Tony Carter construit des sculptures insolites, fruit d’assemblages d’objets variés tant par leur provenance que par leur matériau. Verre, aluminium, bronze, fer, mais aussi shakers ou serre-joints sont mis à contribution dans son œuvre. Eloigné des assemblages formellement chaotiques des artistes tels Arman ou César, c’est avec un grand soin et une précision quasi chirurgicale qu’il fait se fondre une multitude de formes en une seule. Même si elles se composent d’objets dissemblables, ses œuvres, transfigurant leur provenance, forment une unité parfaite.

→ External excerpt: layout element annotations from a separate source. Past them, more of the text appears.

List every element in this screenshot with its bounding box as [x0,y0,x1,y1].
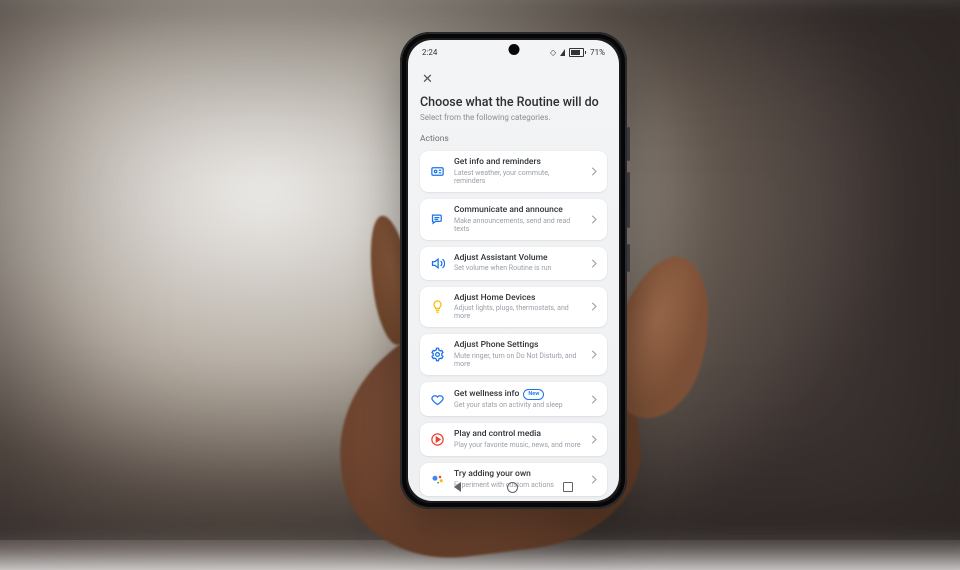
camera-punch-hole [508,44,519,55]
status-right-cluster: ◇ 71% [550,48,605,57]
android-nav-bar [408,478,619,496]
battery-icon [569,48,586,57]
action-desc: Set volume when Routine is run [454,264,582,272]
action-card-info[interactable]: Get info and reminders Latest weather, y… [420,151,607,192]
action-desc: Play your favorite music, news, and more [454,441,582,449]
heart-icon [429,391,445,407]
section-header-actions: Actions [420,134,607,144]
chevron-right-icon [591,167,598,176]
volume-icon [429,255,445,271]
action-title: Adjust Home Devices [454,294,582,304]
new-badge: New [523,389,544,400]
phone-volume-button [627,172,630,228]
action-title: Adjust Assistant Volume [454,254,582,264]
id-card-icon [429,163,445,179]
action-desc: Make announcements, send and read texts [454,217,582,233]
status-time: 2:24 [422,48,437,57]
action-card-volume[interactable]: Adjust Assistant Volume Set volume when … [420,247,607,280]
battery-percent: 71% [590,48,605,57]
chevron-right-icon [591,302,598,311]
chat-icon [429,211,445,227]
lightbulb-icon [429,299,445,315]
action-desc: Get your stats on activity and sleep [454,401,582,409]
action-title: Get info and reminders [454,158,582,168]
phone-screen: 2:24 ◇ 71% ✕ Choose what the Routine wil… [408,40,619,501]
chevron-right-icon [591,215,598,224]
action-card-phone-settings[interactable]: Adjust Phone Settings Mute ringer, turn … [420,334,607,375]
action-card-communicate[interactable]: Communicate and announce Make announceme… [420,199,607,240]
play-icon [429,432,445,448]
phone-frame: 2:24 ◇ 71% ✕ Choose what the Routine wil… [400,32,627,509]
phone-side-button [627,244,630,272]
chevron-right-icon [591,395,598,404]
app-content: ✕ Choose what the Routine will do Select… [408,62,619,496]
wifi-icon: ◇ [550,48,556,57]
action-desc: Adjust lights, plugs, thermostats, and m… [454,304,582,320]
action-desc: Mute ringer, turn on Do Not Disturb, and… [454,352,582,368]
chevron-right-icon [591,350,598,359]
action-card-media[interactable]: Play and control media Play your favorit… [420,423,607,456]
chevron-right-icon [591,259,598,268]
phone-power-button [627,127,630,161]
page-subtitle: Select from the following categories. [420,113,607,122]
chevron-right-icon [591,435,598,444]
action-card-home-devices[interactable]: Adjust Home Devices Adjust lights, plugs… [420,287,607,328]
action-title: Play and control media [454,430,582,440]
signal-icon [560,49,565,56]
action-title: Adjust Phone Settings [454,341,582,351]
page-title: Choose what the Routine will do [420,95,607,110]
nav-recent-button[interactable] [563,482,573,492]
action-title: Get wellness infoNew [454,389,582,400]
nav-home-button[interactable] [507,482,518,493]
nav-back-button[interactable] [454,482,461,492]
action-card-wellness[interactable]: Get wellness infoNew Get your stats on a… [420,382,607,416]
close-icon[interactable]: ✕ [420,71,435,88]
settings-icon [429,347,445,363]
action-desc: Latest weather, your commute, reminders [454,169,582,185]
action-title: Communicate and announce [454,206,582,216]
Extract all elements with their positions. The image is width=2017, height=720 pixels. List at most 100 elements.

Deep Green se compose d’une tablette murale noire au centre de laquelle semble vouloir émerger le dessous d’une bouteille de champagne, comme plantée dans la table de façon à pouvoir y germer et s’en extraire. Manière de mettre le haut en bas, et inversement, cette pièce introduit bien à l’œuvre de Tony Carter. Entre sculpture et design, elle nous retient aussi par son humour fin sans grandiloquence. La bouteille à l’envers contraste avec l’austérité minimale de la tablette. Ce n’est plus une bouteille de délicieux breuvage mais un point d’exclamation qui bondit de la surface sobre de la table. Staff, sorte de bâton de pèlerin surmonté d’un sceptre réalisé en matériaux de plomberie, joue les trouble-fête d’un culte improbable. De la même manière, Créatures of Earth (Créatures de la Terre) superposant les formes simples crée la troublante sensation de nous trouver devant un objet autonome dont nous cherchons inlassablement l’utilité. Cette œuvre met aussi en place une subtile dialectique (dur-mou, brillant-mat, etc.) entre les propriétés plastiques des différents matériaux mobilisés dans l’œuvre.
Si nombre de sculptures de Tony Carter ont en commun d’être des contenants, ce n’est pas une coïncidence. Du sceau en plastique au shaker en argent, en passant par les tuyaux de plomberie, tout fait office de lien vital entre deux états. Un tuyau sert à transporter de l’eau, du gaz ou du pétrole mais peut aussi servir de flûte : c’est la fusion des genres que tente l’artiste. Dans Margarita, une boule énigmatique s’échappe d’un shaker (ustensile par lequel le barman mélange les ingrédients d’un cocktail). C’est évidemment la symbolique liée à ces objets qui est ici mise en évidence. Mélanger du liquide pour en faire surgir du solide (une boule qui pourrait être aussi bien un atome que la Terre), c’est une manière poétique d’affirmer que l’art ne peut s’enrichir que par sa proximité au monde.
Qu’en est-il de ces objets dont l’assemblage contre nature et l’élévation au rang d’œuvres d’art abolissent leur fonction première ? Carter choisit et assemble les objets en fonction des chocs sémantiques qu’ils vont produire, mais aussi d’une recherche d’harmonie plastique. Le noir de la table associé au brillant du culot de la bouteille de champagne, le shaker argenté sur fond d’aluminium, les tuyaux de différentes qualités mis bout à bout sont autant de combinaisons plastiques. Plus que les usages des objets, c’est leur contenu sémantique que l’artiste travaille. Jeux entre contenus et contenants, mais aussi entre art et design, entre ce que nous pensons savoir des objets et ce que révèlent leurs associations, voilà autant de territoires qu’explore l’œuvre de Tony Carter.
Tony Carter :
— Lightning (Eclair), 1999. Bronze, fil métallique, plâtre.
— Margarita, 1999-2000. Aluminium, shaker argent, laiton, médium, crochet acier.
— Faces of the Moon (Facettes de la Lune), 2001.Bois, plâtre, acier.
— Knot (Nœud), 1999. Fer, bronze, serre joint acier, fil d’acier.
— Créatures of Earth (Créatures de la Terre), 2001. Pierre, caoutchouc, médium.
— Midnight Train (Train de minuit), 2001. Fonte de fer, verre, crochets acier.
— The hand that signed … , 1999. Plastique, acier.
— The Studio. Hommage à Georges Braque, 2001. Bois plâtre, plastique, aluminium.
— Deep Green (Vert profond), 2001. Verre acrylique, bois, médium, verre de bouteille.
— Staff (Crosse), 2001. Bois acier inoxydable, bronze.